Most of the refugees who have fled Ukraine in the face of the war are women and children as men in the age bracket of 18 to 60 have been compelled by the government to remain in the country. Thus, if the war is short, women and children will probably return quickly to Ukraine to reunite with husbands and fathers.

However, all of that depends upon how long the war lasts, and on how much damage is inflicted on their home country. During the Kosovo war of 1999, when Nato bombed Yugoslavia to prevent the brutalisation of ethnic Albanians who make up Kosovo’s majority, hundreds of thousands fled, or were forcibly moved, to neighbouring Albania and Macedonia. But it lasted 78 days, after which the Kosovars quickly returned. By contrast, during the Bosnian war, which lasted from 1992 to 1995, around 700,000 refugees fled to western Europe and beyond, and far fewer returned. As such, Bosnia’s population now stands at around 3.2 million, down from 4 million before the war.

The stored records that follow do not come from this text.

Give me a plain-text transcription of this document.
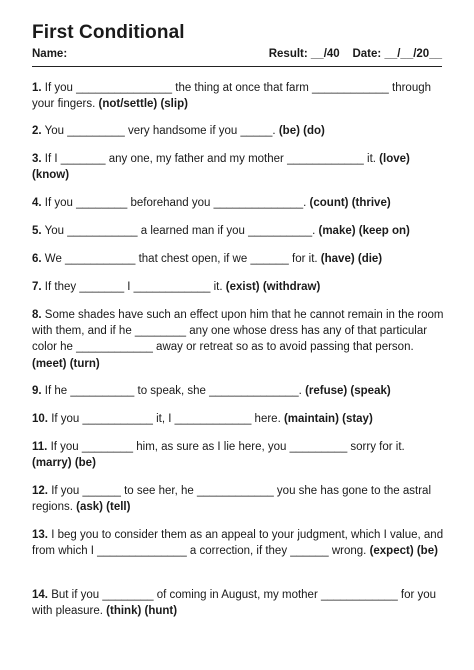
First Conditional
Name:	Result: __/40 Date: __/__/20__
1. If you _______________ the thing at once that farm ____________ through your fingers. (not/settle) (slip)
2. You _________ very handsome if you _____. (be) (do)
3. If I _______ any one, my father and my mother ____________ it. (love) (know)
4. If you ________ beforehand you ______________. (count) (thrive)
5. You ___________ a learned man if you __________. (make) (keep on)
6. We ___________ that chest open, if we ______ for it. (have) (die)
7. If they _______ I ____________ it. (exist) (withdraw)
8. Some shades have such an effect upon him that he cannot remain in the room with them, and if he ________ any one whose dress has any of that particular color he ____________ away or retreat so as to avoid passing that person. (meet) (turn)
9. If he __________ to speak, she ______________. (refuse) (speak)
10. If you ___________ it, I ____________ here. (maintain) (stay)
11. If you ________ him, as sure as I lie here, you _________ sorry for it. (marry) (be)
12. If you ______ to see her, he ____________ you she has gone to the astral regions. (ask) (tell)
13. I beg you to consider them as an appeal to your judgment, which I value, and from which I ______________ a correction, if they ______ wrong. (expect) (be)
14. But if you ________ of coming in August, my mother ____________ for you with pleasure. (think) (hunt)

If the war drags on, and the Ukrainian economy reaches a point of no return, it would be just a matter of time before the men of the country head westwards to join their wives and children. Added to that, if the governments of the countries they move to provide jobs to the newcomers, the migration might become long-lasting. Ukraine, thus, is on the brink of where the Balkan states were during the one-year-long war which robbed some of the brightest and best of a generation.